(Reuters) – Australian grocer Coles Group Ltd on Tuesday posted a jump in first-half profit helped by benefits from its cost reduction program with normalized trading conditions also bringing down pandemic-related costs.
Australia has been reeling under red-hot inflation which shot to a 33-year high last quarter, helping supermarkets churn in strong earnings on the back of higher selling prices that are also overpowering cost pressures.

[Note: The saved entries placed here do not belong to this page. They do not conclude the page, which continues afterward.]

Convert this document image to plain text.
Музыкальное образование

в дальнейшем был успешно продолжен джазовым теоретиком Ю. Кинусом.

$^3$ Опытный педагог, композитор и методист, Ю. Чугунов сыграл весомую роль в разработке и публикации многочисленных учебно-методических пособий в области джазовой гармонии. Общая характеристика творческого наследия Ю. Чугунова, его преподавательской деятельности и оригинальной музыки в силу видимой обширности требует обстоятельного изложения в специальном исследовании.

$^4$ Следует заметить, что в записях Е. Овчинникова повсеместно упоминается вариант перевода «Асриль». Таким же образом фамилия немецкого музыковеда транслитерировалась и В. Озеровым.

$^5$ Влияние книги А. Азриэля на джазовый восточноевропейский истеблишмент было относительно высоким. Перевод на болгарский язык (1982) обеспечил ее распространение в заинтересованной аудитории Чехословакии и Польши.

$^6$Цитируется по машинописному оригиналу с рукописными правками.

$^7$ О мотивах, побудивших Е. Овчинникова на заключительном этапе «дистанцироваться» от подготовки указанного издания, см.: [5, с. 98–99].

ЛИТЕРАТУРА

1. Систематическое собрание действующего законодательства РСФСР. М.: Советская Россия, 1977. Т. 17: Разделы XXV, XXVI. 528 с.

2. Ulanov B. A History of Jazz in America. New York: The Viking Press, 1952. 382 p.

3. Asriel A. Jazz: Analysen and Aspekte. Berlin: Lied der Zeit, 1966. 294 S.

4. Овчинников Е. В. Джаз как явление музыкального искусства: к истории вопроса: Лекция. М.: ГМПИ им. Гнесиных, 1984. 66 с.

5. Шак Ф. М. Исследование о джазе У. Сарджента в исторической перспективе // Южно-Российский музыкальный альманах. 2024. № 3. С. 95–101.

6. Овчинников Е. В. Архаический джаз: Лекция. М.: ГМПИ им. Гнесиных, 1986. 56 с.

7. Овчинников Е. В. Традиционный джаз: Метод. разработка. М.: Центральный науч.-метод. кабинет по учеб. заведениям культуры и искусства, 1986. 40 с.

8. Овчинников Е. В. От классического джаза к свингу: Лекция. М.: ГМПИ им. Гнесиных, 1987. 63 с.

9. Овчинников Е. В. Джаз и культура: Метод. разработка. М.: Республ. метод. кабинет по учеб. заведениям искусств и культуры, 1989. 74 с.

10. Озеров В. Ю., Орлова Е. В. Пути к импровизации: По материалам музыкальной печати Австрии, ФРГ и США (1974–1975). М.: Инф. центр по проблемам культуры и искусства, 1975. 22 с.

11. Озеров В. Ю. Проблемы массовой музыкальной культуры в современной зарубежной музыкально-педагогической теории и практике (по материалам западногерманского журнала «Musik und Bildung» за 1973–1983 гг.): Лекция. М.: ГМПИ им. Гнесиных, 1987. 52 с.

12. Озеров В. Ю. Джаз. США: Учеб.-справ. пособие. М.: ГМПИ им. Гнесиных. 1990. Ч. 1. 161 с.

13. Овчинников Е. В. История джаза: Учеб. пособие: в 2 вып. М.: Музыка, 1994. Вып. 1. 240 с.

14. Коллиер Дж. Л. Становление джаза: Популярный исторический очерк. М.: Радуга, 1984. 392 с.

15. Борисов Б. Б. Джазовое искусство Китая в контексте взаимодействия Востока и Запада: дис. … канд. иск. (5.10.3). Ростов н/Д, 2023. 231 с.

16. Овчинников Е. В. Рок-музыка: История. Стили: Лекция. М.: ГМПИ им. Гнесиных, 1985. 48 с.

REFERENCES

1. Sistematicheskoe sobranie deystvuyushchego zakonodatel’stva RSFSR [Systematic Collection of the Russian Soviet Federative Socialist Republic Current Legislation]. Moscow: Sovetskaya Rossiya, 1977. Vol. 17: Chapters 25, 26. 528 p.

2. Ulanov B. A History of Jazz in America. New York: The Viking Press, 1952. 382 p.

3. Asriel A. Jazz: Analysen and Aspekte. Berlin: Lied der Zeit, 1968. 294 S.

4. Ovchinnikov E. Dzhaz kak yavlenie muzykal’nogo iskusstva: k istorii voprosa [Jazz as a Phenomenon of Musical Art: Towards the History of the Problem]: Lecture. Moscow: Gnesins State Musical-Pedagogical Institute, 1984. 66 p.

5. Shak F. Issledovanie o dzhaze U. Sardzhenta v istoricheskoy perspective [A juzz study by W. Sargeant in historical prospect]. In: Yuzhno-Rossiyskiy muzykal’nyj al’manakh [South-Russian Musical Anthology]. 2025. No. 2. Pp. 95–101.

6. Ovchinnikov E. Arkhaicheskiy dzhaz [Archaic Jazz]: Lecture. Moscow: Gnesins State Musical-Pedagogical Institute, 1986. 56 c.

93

Cole’s cost reduction program, Smarter Selling, brought home benefits of about A$100 million during the first half helping propel its earnings higher even as availability challenges over floods and major rail outages weighed.
Coles positively highlighted that COVID-19 related costs fell heavily during the first half of fiscal 2023, with the company shelling out just about A$20 million as compared with A$150 million a year ago helping it offset supplier cost inflation and supply chain challenges.
Coles has appointed Leah Weckert, a senior member of its executive leadership team, as its chief executive officer and managing director upon the retirement of Steven Cain, it said in a separate statement.
The country’s No. 2 grocer said net profit after tax for the six months ended the end of December came in at A$643 million ($444.44 million), compared to A$549 million reported a year ago.
The company’s supermarket business, which accounts for most of the group’s earnings, posted first-half sales revenue of A$18.85 billion compared with A$18.58 billion a year earlier.
Coles, which operates more than 800 stores in Australia, declared an interim dividend of 36.0 Australian cents per share, an increase of 9.1% from a year ago.